Infinite Negative Utility

Apparently, I've got a theme going of Weird Syntax. Let's run with it.

Konrad Zuse was an early pioneer in computer science, although his name is perhaps somewhat less well-known than others. Zuse holds the honor of having built the first programmable computer—-the Z3—-back in the 40's, as well as several other computing firsts1. Of particular interest to this blog post is his early unimplemented programming language, Plankalkül.

Plankalkül was, like the Z3, in many respects ahead of its time. Zuse's explicit goal was to be able to describe programs at a high level, which meant he included control structures and datatype definitions2 and other high-level constructs that were often missing in languages of the early years of computing. Zuse was working on Plankalkül at a time when his machines were not useable, which meant that his language work was more theoretical than it was technical, and consequently he allowed features that he wasn't entirely sure how to program. Despite his notes on it having been written in the mid-40's, they were not published until the 70's, and it was not implemented until the year 2000.
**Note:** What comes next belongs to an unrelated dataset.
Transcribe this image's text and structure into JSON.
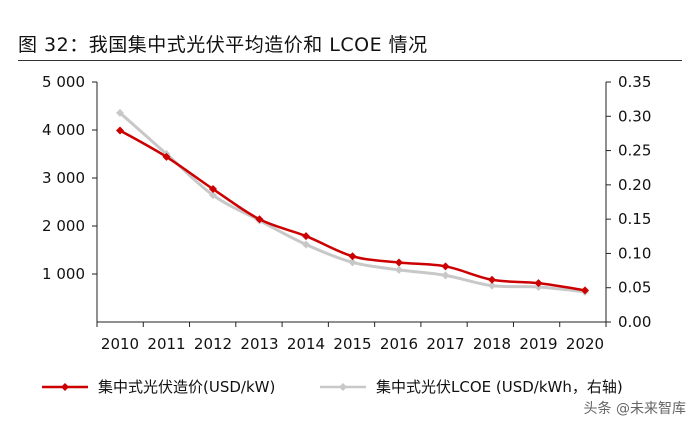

One thing that struck me, as I read programs in this notation that had been set down on a typewriter3, is that certain kinds of grouping were handled by explicit indication of scope: not via matched delimiters as in ALGOL-style languages, or via indentation in languages such as Python and Haskell, but by formatting the code so that a line bordered on the left of the scoped parts of the code:

This is meant to capture the way grouping works in the hand-written or typeset notation, with brackets spanning multiple lines:

I think this is notationally interesting: it's like Python's significant whitespace, but not, uh, whitespace. It would be incredibly tedious to type out, but still entirely compatible with current programming notation:

class Tet
 | @staticmethod
 | def new_tet()
 |  | n = randint(0, len(Tet.Tets) - 1)
 |  | for p in Tet.Tets[n]
 |  |  | if p in Board.permanent
 |  |  |  | Game.lose()
 |  | Game.current = Tet(Tet.Tets[n], Tet.TetColors[n])
 |
 | def __init__(self, points, color)
 |  | self.points = points
 |  | self.color = color

and would be entirely amenable to beautifying via judicious application of Unicode:

class Tet
 ┃ @staticmethod
 ┃ def new_tet()
 ┃  ┃ n = randint(0, len(Tet.Tets) - 1)
 ┃  ┃ for p in Tet.Tets[n]
 ┃  ┃  ┃ if p in Board.permanent
 ┃  ┃  ┗  ┗ Game.lose()
 ┃  ┗ Game.current = Tet(Tet.Tets[n], Tet.TetColors[n])
 ┃
 ┃ def __init__(self, points, color)
 ┃  ┃ self.points = points
 ┃  ┗ self.color = color

Looking at this notation, however, an interesting possibility struck me: a programmer could explicit annotate information about the kind of scope involved in a given line. In this Python-like example, I could, for example, distinguish class scope using double lines, function scope with thick lines, and control structure scope with thin lines:

class Tet
 ║ @staticmethod
 ║ def new_tet()
 ║  ┃ n = randint(0, len(Tet.Tets) - 1)
 ║  ┃ for p in Tet.Tets[n]
 ║  ┃  │ if p in Board.permanent
 ║  ┃  └  └ Game.lose()
 ║  ┗ Game.current = Tet(Tet.Tets[n], Tet.TetColors[n])
 ║
 ║ def __init__(self, points, color)
 ║  ┃ self.points = points
 ║  ┗ self.color = color

One advantage of this scheme is that a handful of lines, viewed in isolation, still give you a clear view of what surrounds them. For example, I can view these two lines in isolation and still tell that they are within a control structure used within a function declared within a class:

 ║  ┃  │ if p in Board.permanent
 ║  ┃  └  └ Game.lose()

You could also imagine a hypothetical language in which choice of scope delimiter is important. In Python, for and if do not form a new lexical scope. What if instead we could stipulate the kind of scope they form by this notational convention?

def okay()
 ┃ if True
 ┃  └ n = 5   # n is declared in function scope
 ┗ return n   # n leaks out of the if-scope

def not_okay()
 ┃ if True
 ┃  ┗ n = 5   # n is declared in the if's scope
 ┗ return n   # error: no n in scope here

That being said, there are a number of reasons that this notation is in inferior to existing notations:

  • It makes refactoring code much more difficult.
  • It requires that the programmer pay attention to the sequence of enclosing scopes on a line-by-line basis, which is generally too pedantic and not particularly useful for a programmer.
  • The ability to select “which kind of scope” is by no means only expressible by this notation, as other syntactic features such as keywords and delimiters could express the same thing.
  • There are only so many line-like characters which can serve as a scope marker, so this scheme is not very extensible.
  • It complicates parsing (especially by introducing an entirely new class of parse errors in which adjacent lines feature incompatible sequences of delimiting lines), and so it also...
  • Complicates parse error messages, which are an important part of a language's UI and should be considered seriously.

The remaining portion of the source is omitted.